Computer im Aktienhandel: High Tech an der Börse

Computer im Aktienhandel
High Tech an der Börse

Erst hat der Einsatz von Computern an der Börse den Parketthandel nahezu verdrängt, nun droht er den Händlern bei den Banken den Arbeitsplatz streitig zu machen. Doch die internationalen Börsen profitieren vom wachsenden Einsatz von Computern im Aktienhandel.

FRANKFURT. Allein im elektronischen Handelssystem Xetra der Deutschen Börse stieg der Anteil der Orders, die autonom von Rechnern generiert wurden, zuletzt auf 30 Prozent. 2003 waren es nur knapp 15 Prozent. Bis Ende 2007 sollen Expertenschätzungen zufolge mehr als 40 Prozent des weltweiten Aktienhandels von Computern bestimmt werden. Ein Trend, der im Fachjargon wegen des Einsatzes mathematischer Algorithmen „Algo Trading“ genannt wird.

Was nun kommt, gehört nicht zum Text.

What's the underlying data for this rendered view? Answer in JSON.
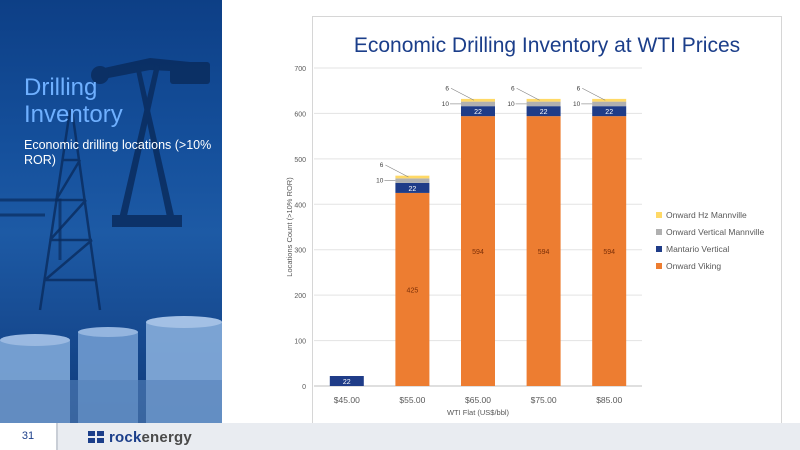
{
  "slide": {
    "title": "Drilling\nInventory",
    "subtitle": "Economic drilling locations (>10% ROR)",
    "page_number": "31",
    "logo": {
      "brand_part1": "rock",
      "brand_part2": "energy",
      "icon": "rockenergy-logo-mark"
    },
    "colors": {
      "panel": "#15509c",
      "title_accent": "#6fb0ff",
      "chart_title": "#1b3e8a"
    }
  },
  "chart_data": {
    "type": "bar",
    "stacked": true,
    "title": "Economic Drilling Inventory at WTI Prices",
    "xlabel": "WTI Flat (US$/bbl)",
    "ylabel": "Locations Count (>10% ROR)",
    "ylim": [
      0,
      700
    ],
    "yticks": [
      0,
      100,
      200,
      300,
      400,
      500,
      600,
      700
    ],
    "categories": [
      "$45.00",
      "$55.00",
      "$65.00",
      "$75.00",
      "$85.00"
    ],
    "grid": true,
    "legend_position": "right",
    "series": [
      {
        "name": "Onward Viking",
        "color": "#ed7d31",
        "values": [
          0,
          425,
          594,
          594,
          594
        ],
        "labels": [
          "",
          "425",
          "594",
          "594",
          "594"
        ]
      },
      {
        "name": "Mantario Vertical",
        "color": "#1f3c88",
        "values": [
          22,
          22,
          22,
          22,
          22
        ],
        "labels": [
          "22",
          "22",
          "22",
          "22",
          "22"
        ]
      },
      {
        "name": "Onward Vertical Mannville",
        "color": "#b0b0b0",
        "values": [
          0,
          10,
          10,
          10,
          10
        ],
        "labels": [
          "",
          "10",
          "10",
          "10",
          "10"
        ]
      },
      {
        "name": "Onward Hz Mannville",
        "color": "#ffd966",
        "values": [
          0,
          6,
          6,
          6,
          6
        ],
        "labels": [
          "",
          "6",
          "6",
          "6",
          "6"
        ]
      }
    ],
    "legend_order": [
      "Onward Hz Mannville",
      "Onward Vertical Mannville",
      "Mantario Vertical",
      "Onward Viking"
    ]
  }
}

„Algo Trading wird in Zukunft einen immer größeren Anteil der Börsengeschäfte ausmachen und die Umsätze der Börsenkonzerne langfristig steigen lassen“, sagte Heiko Frantzen, Analyst beim Bankhaus Sal. Oppenheim. Da die Programme sowohl in steigenden als auch in fallenden Märkten nach über- oder unterbewerteten Aktien, Bonds, Devisen und Rohstoffen suchten, sei ein klarer Trend zu einem langfristigen Wachstum der Börsenumsätze abzusehen. Getrieben wurde dieser Trend zunächst von klassischen Vermögensverwaltern, mittlerweile sind vor allem Hedge-Fonds für das Wachstum beim computergestützten Börsengeschäft verantwortlich.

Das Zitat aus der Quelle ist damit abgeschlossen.